Dental Health



Almost every time we take in an older cat we find they have not had any dental treatment over the years and their mouths are in an appalling state. Some are riddled with infection and have really bad teeth that have gone too far to be save. Apart from really bad oral health all the debris and effects of the infection are going inside the body as well, which is obviously detrimental to the cats general health.


We took in two cats earlier this year, one was 17 the other one 15. Both their mouths were APALLING.  They needed extensive treatment, the older one had only 4 teeth left after the surgery and ‘Oscar’ only 2. They needed ongoing antibiotic treatment to clear the infection and imflammation in their mouths, and prior to surgery it was impossible to look into their mouths properly because of the intense pain they were in when touched. Once the infection and inflammation had cleared we could then see that ‘Oscar’ had an oral tumour – which was a direct result of his very poor oral health – we sadly lost him less than a month after diagnosis. This should never have happened – if things had been different he may still be here today.


Within a few days we took in a stray, believed to be 12-14 years old and two brothers nearly 14 years old – AGAIN we were faced with mouths that hadn’t been taken care of.


It is not just older cats we find have dental problems – cats sometimes only 5 or 6 years old also come into care with mouths leaving a lot to be desired. Not only does this have a detrimental effect on the animal but where dental treatment is quite expensive, it is also a tremendous drain on our funds – and it is an avoidable condition if the owners take proper care of their pet !


Most of us visit our dentist at least twice a year, but so many give NO thought to their animals teeth !! How many times have you heard a cat or dog owner say the animal’s breath is so awful they have to push them away !!! It doesn’t take much surely to put two and two together !!
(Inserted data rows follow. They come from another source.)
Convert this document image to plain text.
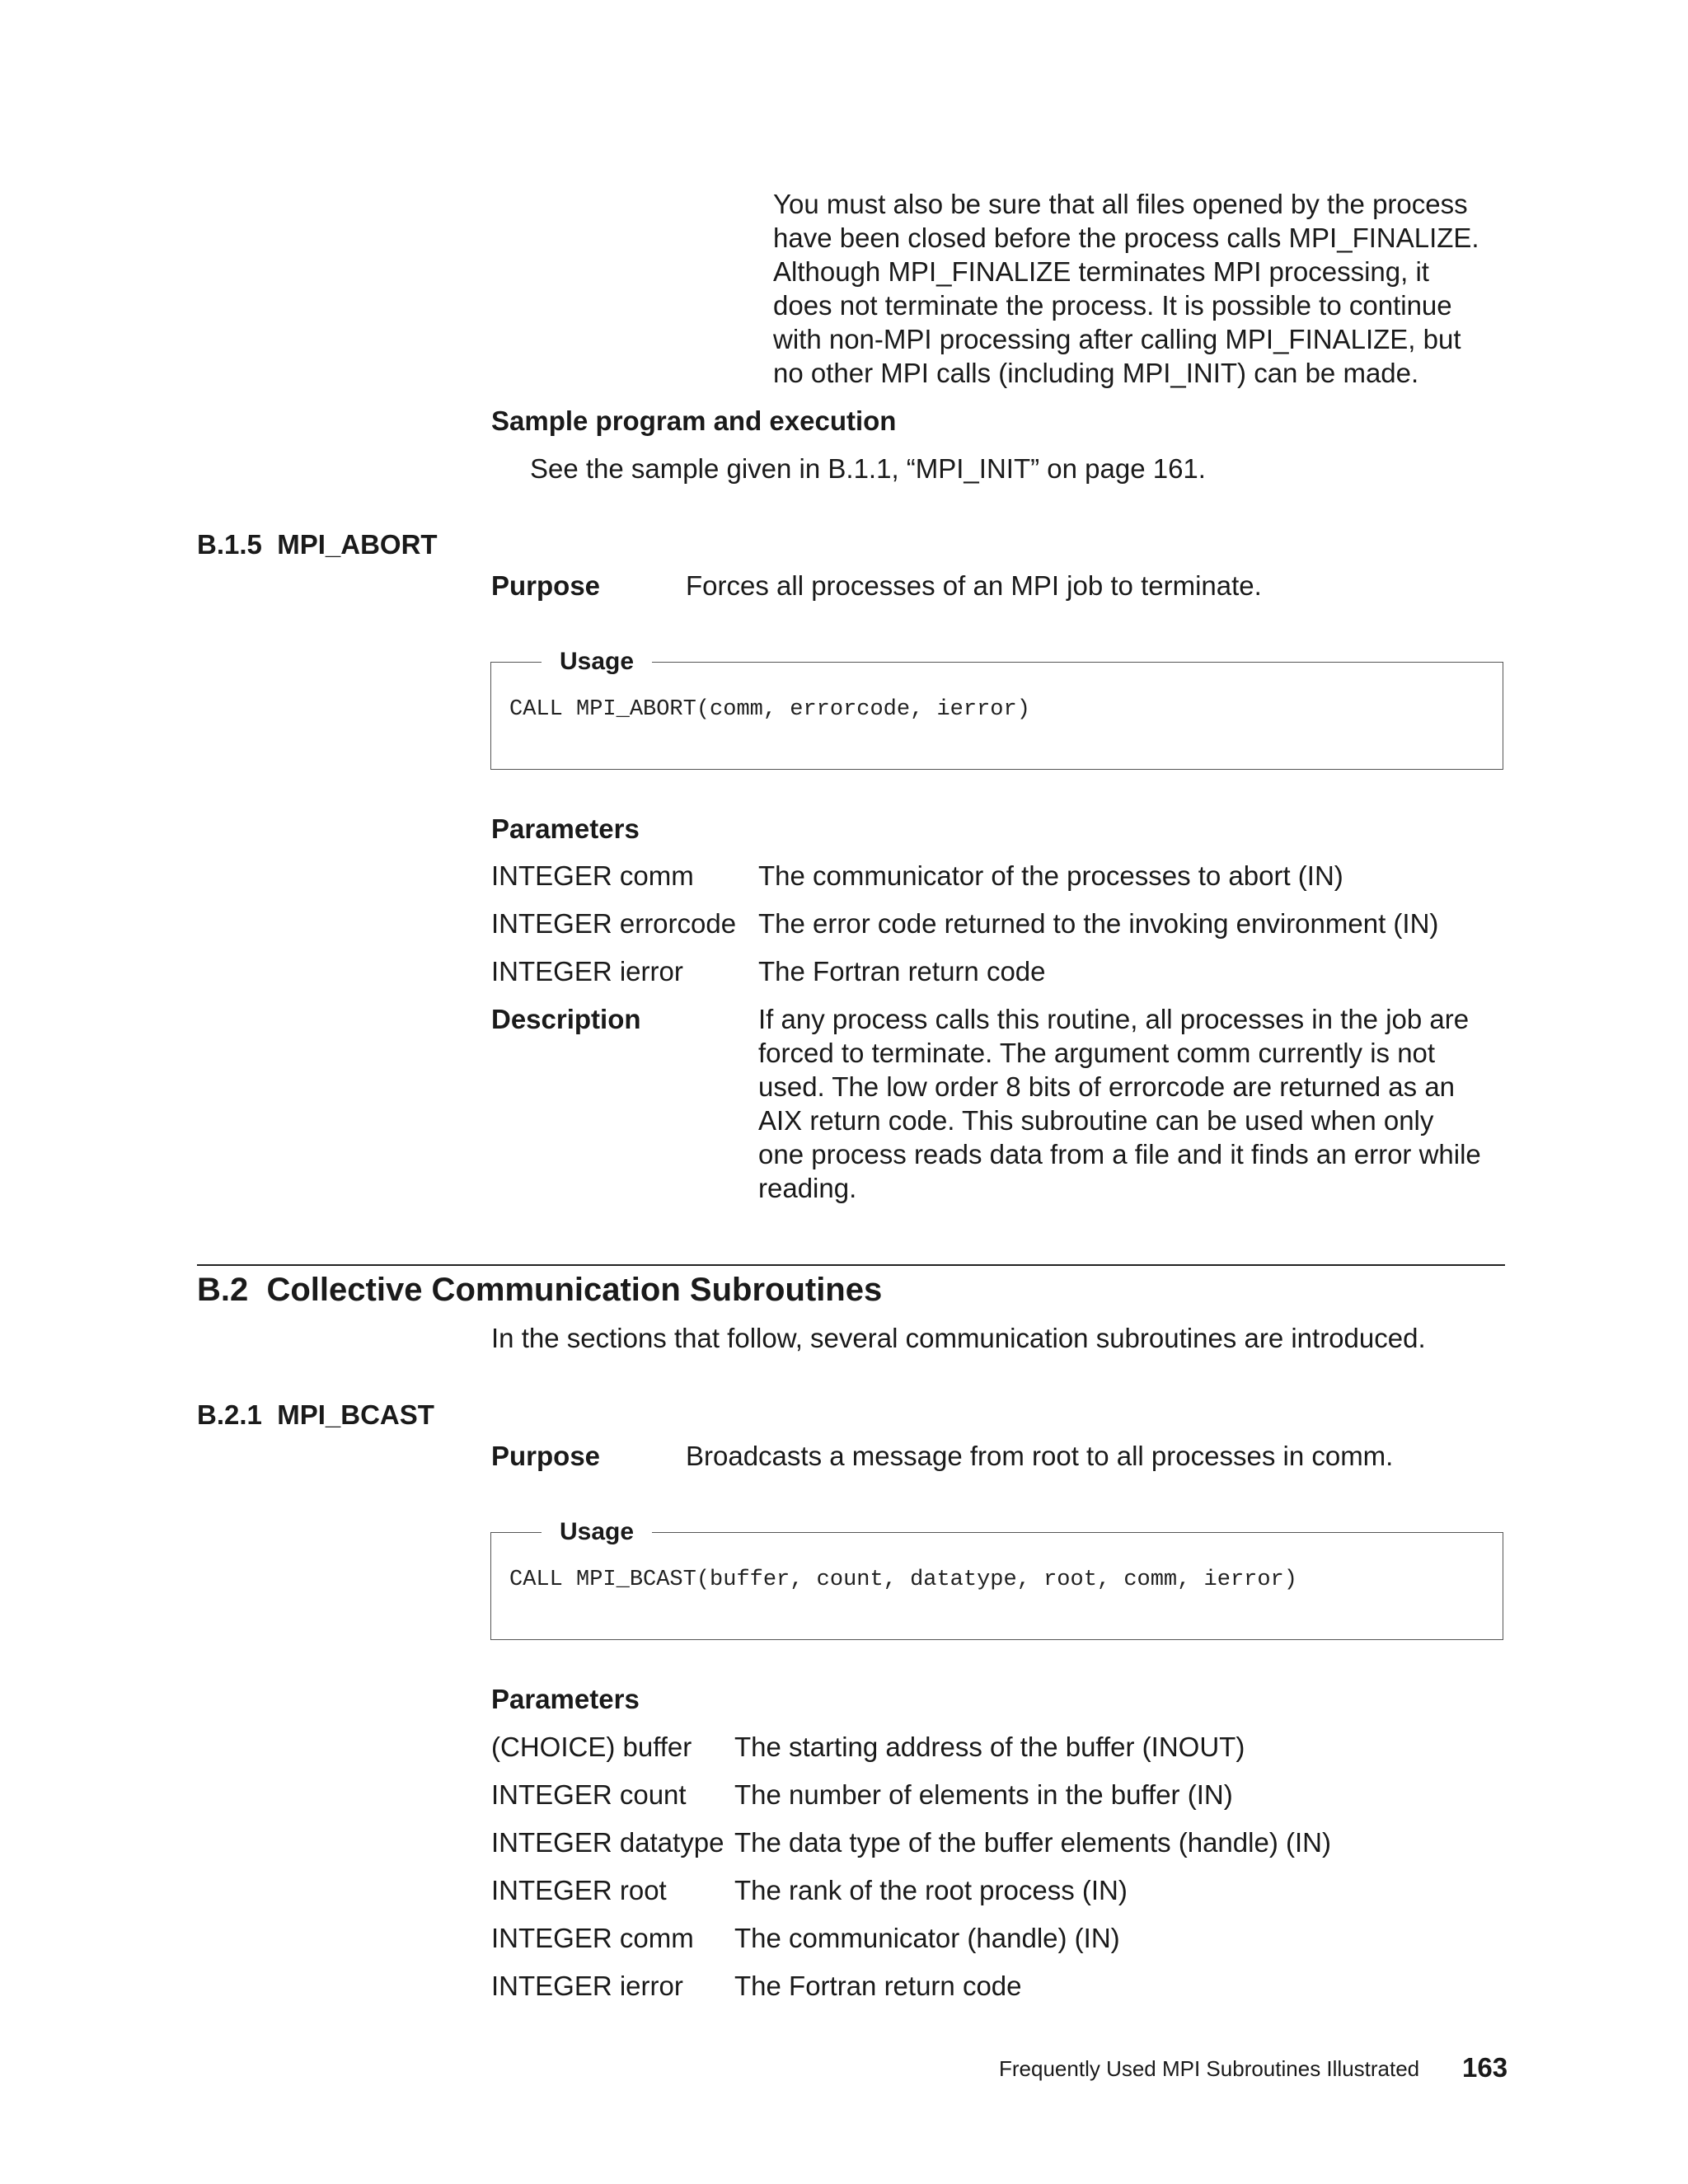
You must also be sure that all files opened by the process
have been closed before the process calls MPI_FINALIZE.
Although MPI_FINALIZE terminates MPI processing, it
does not terminate the process. It is possible to continue
with non-MPI processing after calling MPI_FINALIZE, but
no other MPI calls (including MPI_INIT) can be made.
Sample program and execution
See the sample given in B.1.1, “MPI_INIT” on page 161.
B.1.5  MPI_ABORT
Purpose	Forces all processes of an MPI job to terminate.
CALL MPI_ABORT(comm, errorcode, ierror)
Usage
Parameters
INTEGER comm The communicator of the processes to abort (IN)
INTEGER errorcode The error code returned to the invoking environment (IN)
INTEGER ierror	The Fortran return code
Description	If any process calls this routine, all processes in the job are
forced to terminate. The argument comm currently is not
used. The low order 8 bits of errorcode are returned as an
AIX return code. This subroutine can be used when only
one process reads data from a file and it finds an error while
reading.
B.2  Collective Communication Subroutines
In the sections that follow, several communication subroutines are introduced.
B.2.1  MPI_BCAST
Purpose	Broadcasts a message from root to all processes in comm.
CALL MPI_BCAST(buffer, count, datatype, root, comm, ierror)
Usage
Parameters
(CHOICE) buffer The starting address of the buffer (INOUT)
INTEGER count The number of elements in the buffer (IN)
INTEGER datatype The data type of the buffer elements (handle) (IN)
INTEGER root The rank of the root process (IN)
INTEGER comm The communicator (handle) (IN)
INTEGER ierror The Fortran return code
Frequently Used MPI Subroutines Illustrated 163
Please do get your animal’s teeth – cats, dogs and the small furries – checked at least annually by your Vet, and as they get older, or if they start to show signs that all is not well, more regular checks are needed. Prevention is better than cure – if their mouths are kept up to scratch they will keep their teeth for longer and you will keep them infection free – also your money will stay in the Bank and not end up in the Vets account !!


It is advisable for your furry friend to be checked over by a Vet at least annually, and in some cases more frequently, so their general health can be kept an eye on – all conditions will be far easier to treat if caught early – look upon it as an MOT and service – well you do it for your car so why not give your pet the same privileges ?!!